Max Mosley is suing Google UK to get the company to take down pictures of him at a sex party.
Mosley is the former head of Formula 1 racing and son of British Union of Fascists founder Oswald Mosley. He sued the News of the World over its 2008 story, “F1 boss has sick Nazi orgy.”
In the UK, he sued News of the World and was awarded nearly 70,000 euros. A UK court ruled in 2008 that there was “no justification” for News of the World to publish the report about Mosley. Mosley had argued the video simply showed “harmless, consensual and private, with no Nazi overtones” role-playing, according to the Huffington Post.
“The scale of the distress and indignity in this case is difficult to comprehend. It is probably unprecedented,” UK Justice Eady said.
Mosley also sued News of the World in France over the report and was awarded 7,000 euros in 2011.
His lawsuit argues that the photos being accessible on Google breaks the Data Protection Act and his privacy.
The lawsuit “seeks to compel Google to stop gathering and publishing images that the English High Court decided in 2008 were unlawful in the landmark privacy case Mosley v News Group Newspapers,” a press release from his lawyers states.
“As the gateway to the internet Google makes enormous profits and has great influence, so I have not taken this action lightly,” Mosley said in a statement published on his law firm’s website. “But Google should operate within the law rather than according to rules it makes itself. It cannot be allowed to ignore judgements in our courts.”

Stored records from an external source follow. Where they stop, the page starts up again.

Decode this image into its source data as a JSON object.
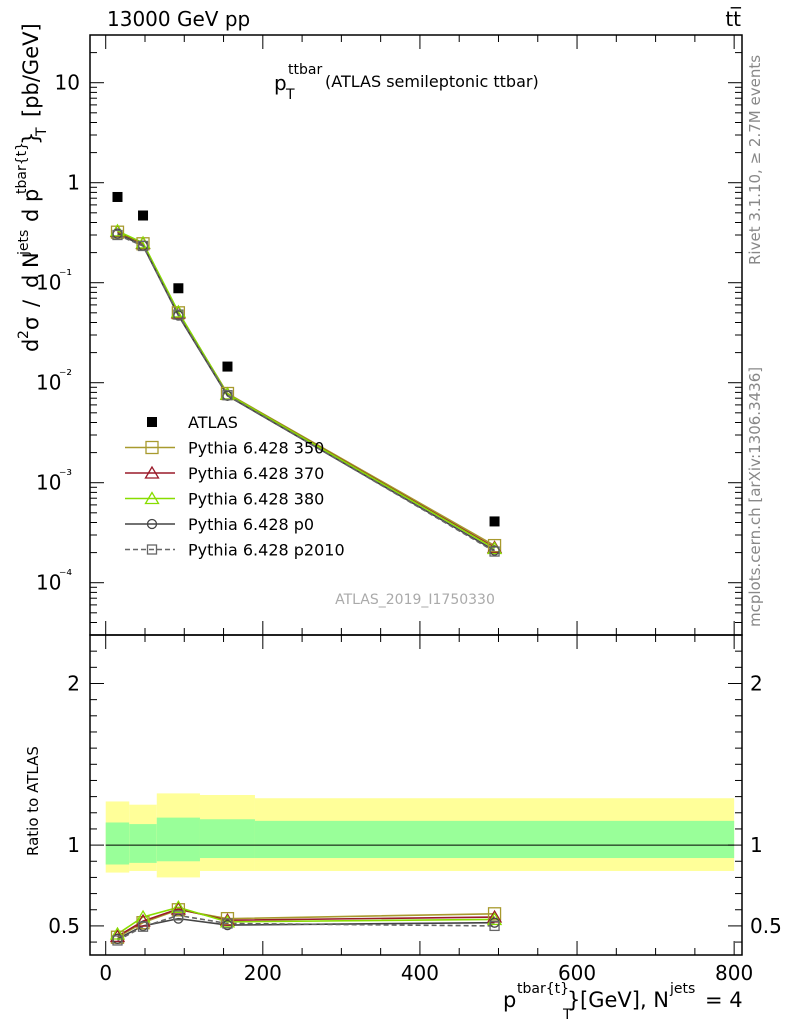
{
  "header": {
    "energy": "13000 GeV pp",
    "process": "tt̅"
  },
  "plot_title": {
    "symbol": "p",
    "superscript": "ttbar",
    "subscript": "T",
    "description": "(ATLAS semileptonic ttbar)"
  },
  "side_labels": {
    "rivet": "Rivet 3.1.10, ≥ 2.7M events",
    "mcplots": "mcplots.cern.ch [arXiv:1306.3436]"
  },
  "analysis_id": "ATLAS_2019_I1750330",
  "y_axis_label": {
    "d2": "d",
    "two": "2",
    "sigma": "σ",
    "slash": "/",
    "dN": "d N",
    "jets": "jets",
    "dp": "d p",
    "tbar": "tbar{t}",
    "brace": "}",
    "T": "T",
    "unit": "[pb/GeV]"
  },
  "ratio_label": "Ratio to ATLAS",
  "x_axis_label": {
    "p": "p",
    "sup": "tbar{t}",
    "brace": "}",
    "sub": "T",
    "rest": "[GeV], N",
    "jets": "jets",
    "eq": "= 4"
  },
  "colors": {
    "atlas": "#000000",
    "p350": "#a89a2e",
    "p370": "#9a1a2a",
    "p380": "#88dd00",
    "p0": "#444444",
    "p2010": "#666666",
    "band_inner": "#99ff99",
    "band_outer": "#ffff99"
  },
  "chart_data": [
    {
      "type": "scatter",
      "panel": "main",
      "x_range": [
        -20,
        810
      ],
      "y_range": [
        3e-05,
        30
      ],
      "y_scale": "log",
      "y_tick_labels": [
        "10",
        "1",
        "10⁻¹",
        "10⁻²",
        "10⁻³",
        "10⁻⁴"
      ],
      "x": [
        15,
        47.5,
        92.5,
        155,
        495
      ],
      "series": [
        {
          "name": "ATLAS",
          "key": "atlas",
          "marker": "filled-square",
          "values": [
            0.72,
            0.47,
            0.088,
            0.0145,
            0.00041
          ]
        },
        {
          "name": "Pythia 6.428 350",
          "key": "p350",
          "marker": "open-square",
          "values": [
            0.32,
            0.245,
            0.05,
            0.0078,
            0.000235
          ]
        },
        {
          "name": "Pythia 6.428 370",
          "key": "p370",
          "marker": "open-triangle",
          "values": [
            0.325,
            0.247,
            0.05,
            0.0077,
            0.000225
          ]
        },
        {
          "name": "Pythia 6.428 380",
          "key": "p380",
          "marker": "open-triangle",
          "values": [
            0.33,
            0.25,
            0.051,
            0.0077,
            0.00022
          ]
        },
        {
          "name": "Pythia 6.428 p0",
          "key": "p0",
          "marker": "open-circle",
          "values": [
            0.31,
            0.235,
            0.047,
            0.0074,
            0.00021
          ]
        },
        {
          "name": "Pythia 6.428 p2010",
          "key": "p2010",
          "marker": "open-square-dashed",
          "values": [
            0.3,
            0.233,
            0.048,
            0.0075,
            0.000205
          ]
        }
      ]
    },
    {
      "type": "line",
      "panel": "ratio",
      "x_range": [
        -20,
        810
      ],
      "y_range": [
        0.32,
        2.3
      ],
      "x_tick_labels": [
        "0",
        "200",
        "400",
        "600",
        "800"
      ],
      "y_tick_labels": [
        "0.5",
        "1",
        "2"
      ],
      "bin_edges": [
        0,
        30,
        65,
        120,
        190,
        800
      ],
      "band_inner": [
        [
          0.88,
          1.14
        ],
        [
          0.89,
          1.13
        ],
        [
          0.9,
          1.17
        ],
        [
          0.92,
          1.16
        ],
        [
          0.92,
          1.15
        ]
      ],
      "band_outer": [
        [
          0.83,
          1.27
        ],
        [
          0.84,
          1.25
        ],
        [
          0.8,
          1.32
        ],
        [
          0.84,
          1.31
        ],
        [
          0.84,
          1.29
        ]
      ],
      "x": [
        15,
        47.5,
        92.5,
        155,
        495
      ],
      "series": [
        {
          "name": "Pythia 6.428 350",
          "key": "p350",
          "values": [
            0.43,
            0.52,
            0.6,
            0.545,
            0.575
          ]
        },
        {
          "name": "Pythia 6.428 370",
          "key": "p370",
          "values": [
            0.435,
            0.53,
            0.605,
            0.535,
            0.555
          ]
        },
        {
          "name": "Pythia 6.428 380",
          "key": "p380",
          "values": [
            0.45,
            0.555,
            0.615,
            0.525,
            0.54
          ]
        },
        {
          "name": "Pythia 6.428 p0",
          "key": "p0",
          "values": [
            0.42,
            0.5,
            0.545,
            0.505,
            0.52
          ]
        },
        {
          "name": "Pythia 6.428 p2010",
          "key": "p2010",
          "values": [
            0.41,
            0.495,
            0.565,
            0.515,
            0.5
          ]
        }
      ]
    }
  ]
}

A Google spokesperson told The Guardian that Google has “taken down hundreds of URLs” at Mosley’s requests.
While in the EU, the issue of the “right to be forgotten” has been in the news lately — this case is not about that. The EU Court of Justice decided earlier this year that Google must remove personal information and links from search results when people complain they are “inadequate, irrelevant or no longer relevant, or excessive.”

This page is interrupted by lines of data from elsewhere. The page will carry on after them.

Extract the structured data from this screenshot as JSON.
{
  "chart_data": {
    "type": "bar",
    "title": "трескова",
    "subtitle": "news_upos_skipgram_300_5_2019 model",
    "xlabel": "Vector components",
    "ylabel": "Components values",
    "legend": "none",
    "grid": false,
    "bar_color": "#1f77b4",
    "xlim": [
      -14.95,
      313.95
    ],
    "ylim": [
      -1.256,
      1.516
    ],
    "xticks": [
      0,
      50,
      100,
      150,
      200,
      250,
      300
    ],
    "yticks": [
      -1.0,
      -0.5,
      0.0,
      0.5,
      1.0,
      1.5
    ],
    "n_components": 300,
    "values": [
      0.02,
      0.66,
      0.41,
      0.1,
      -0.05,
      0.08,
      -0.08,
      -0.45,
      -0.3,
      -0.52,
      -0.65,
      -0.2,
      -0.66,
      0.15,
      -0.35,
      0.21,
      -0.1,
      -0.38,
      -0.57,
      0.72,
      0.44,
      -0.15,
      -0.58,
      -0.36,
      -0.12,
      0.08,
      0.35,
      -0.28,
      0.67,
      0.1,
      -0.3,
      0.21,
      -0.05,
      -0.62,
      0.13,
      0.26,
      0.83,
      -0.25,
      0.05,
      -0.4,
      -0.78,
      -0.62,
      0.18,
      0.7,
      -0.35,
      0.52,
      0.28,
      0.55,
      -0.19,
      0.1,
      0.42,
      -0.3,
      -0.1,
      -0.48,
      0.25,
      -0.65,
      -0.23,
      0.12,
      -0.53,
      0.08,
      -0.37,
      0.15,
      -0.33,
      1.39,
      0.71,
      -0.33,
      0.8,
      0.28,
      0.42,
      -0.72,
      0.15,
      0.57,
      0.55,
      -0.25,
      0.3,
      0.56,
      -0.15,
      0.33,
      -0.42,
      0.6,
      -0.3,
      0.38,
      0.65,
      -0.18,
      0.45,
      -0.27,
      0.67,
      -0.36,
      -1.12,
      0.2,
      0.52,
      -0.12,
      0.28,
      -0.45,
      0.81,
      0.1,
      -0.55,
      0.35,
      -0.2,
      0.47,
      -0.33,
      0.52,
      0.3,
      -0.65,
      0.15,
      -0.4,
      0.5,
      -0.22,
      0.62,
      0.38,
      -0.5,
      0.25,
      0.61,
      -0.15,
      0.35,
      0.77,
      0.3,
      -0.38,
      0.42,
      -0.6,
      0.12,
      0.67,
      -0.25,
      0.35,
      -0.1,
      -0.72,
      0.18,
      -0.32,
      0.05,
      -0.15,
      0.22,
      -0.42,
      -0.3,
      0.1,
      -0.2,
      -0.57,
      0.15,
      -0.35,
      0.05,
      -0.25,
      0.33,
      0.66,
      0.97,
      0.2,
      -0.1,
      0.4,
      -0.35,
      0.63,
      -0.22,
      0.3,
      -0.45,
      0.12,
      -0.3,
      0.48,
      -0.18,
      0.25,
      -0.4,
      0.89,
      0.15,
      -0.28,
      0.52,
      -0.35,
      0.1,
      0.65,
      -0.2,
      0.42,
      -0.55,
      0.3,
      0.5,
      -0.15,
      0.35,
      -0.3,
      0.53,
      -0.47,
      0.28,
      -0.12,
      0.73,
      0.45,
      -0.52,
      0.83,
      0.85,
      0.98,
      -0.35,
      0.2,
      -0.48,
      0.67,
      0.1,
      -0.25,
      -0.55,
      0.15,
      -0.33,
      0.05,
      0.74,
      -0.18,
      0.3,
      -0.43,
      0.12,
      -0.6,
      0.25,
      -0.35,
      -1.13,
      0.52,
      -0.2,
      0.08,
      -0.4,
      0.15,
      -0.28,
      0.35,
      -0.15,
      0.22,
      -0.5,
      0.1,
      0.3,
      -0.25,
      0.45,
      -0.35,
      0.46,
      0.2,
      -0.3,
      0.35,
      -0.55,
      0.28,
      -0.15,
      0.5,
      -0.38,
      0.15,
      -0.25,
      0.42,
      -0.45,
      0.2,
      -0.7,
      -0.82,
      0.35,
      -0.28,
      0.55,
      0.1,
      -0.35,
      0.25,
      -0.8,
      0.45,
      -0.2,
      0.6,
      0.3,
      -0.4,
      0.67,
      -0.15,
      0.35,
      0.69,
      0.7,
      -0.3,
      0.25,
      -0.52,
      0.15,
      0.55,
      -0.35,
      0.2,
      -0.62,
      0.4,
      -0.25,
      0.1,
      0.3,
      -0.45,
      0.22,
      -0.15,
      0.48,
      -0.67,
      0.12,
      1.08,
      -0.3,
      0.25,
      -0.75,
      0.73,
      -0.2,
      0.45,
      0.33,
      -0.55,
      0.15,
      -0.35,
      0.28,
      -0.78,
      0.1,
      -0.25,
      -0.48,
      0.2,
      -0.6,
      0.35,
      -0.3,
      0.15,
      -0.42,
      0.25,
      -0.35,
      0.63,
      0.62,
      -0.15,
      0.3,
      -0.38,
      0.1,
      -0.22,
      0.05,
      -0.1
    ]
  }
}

“This is not a case about the ‘right to be forgotten’ or freedom of speech. Nor does it require Google to act as an arbiter of what is lawful and what is not,” Mosley’s lawyers said in their press release. “The High Court has already made that decision in respect of the images concerned. All that Google is being asked to do is to take practical measures to give effect to that decision of the court.”
iMediaEthics has written to Mosley’s lawyers at Payne Hicks Beach as well as to Google for comment.
According to The Guardian, Mosley “has already won similar claims against Google in the German and French courts,” which Google is appealing.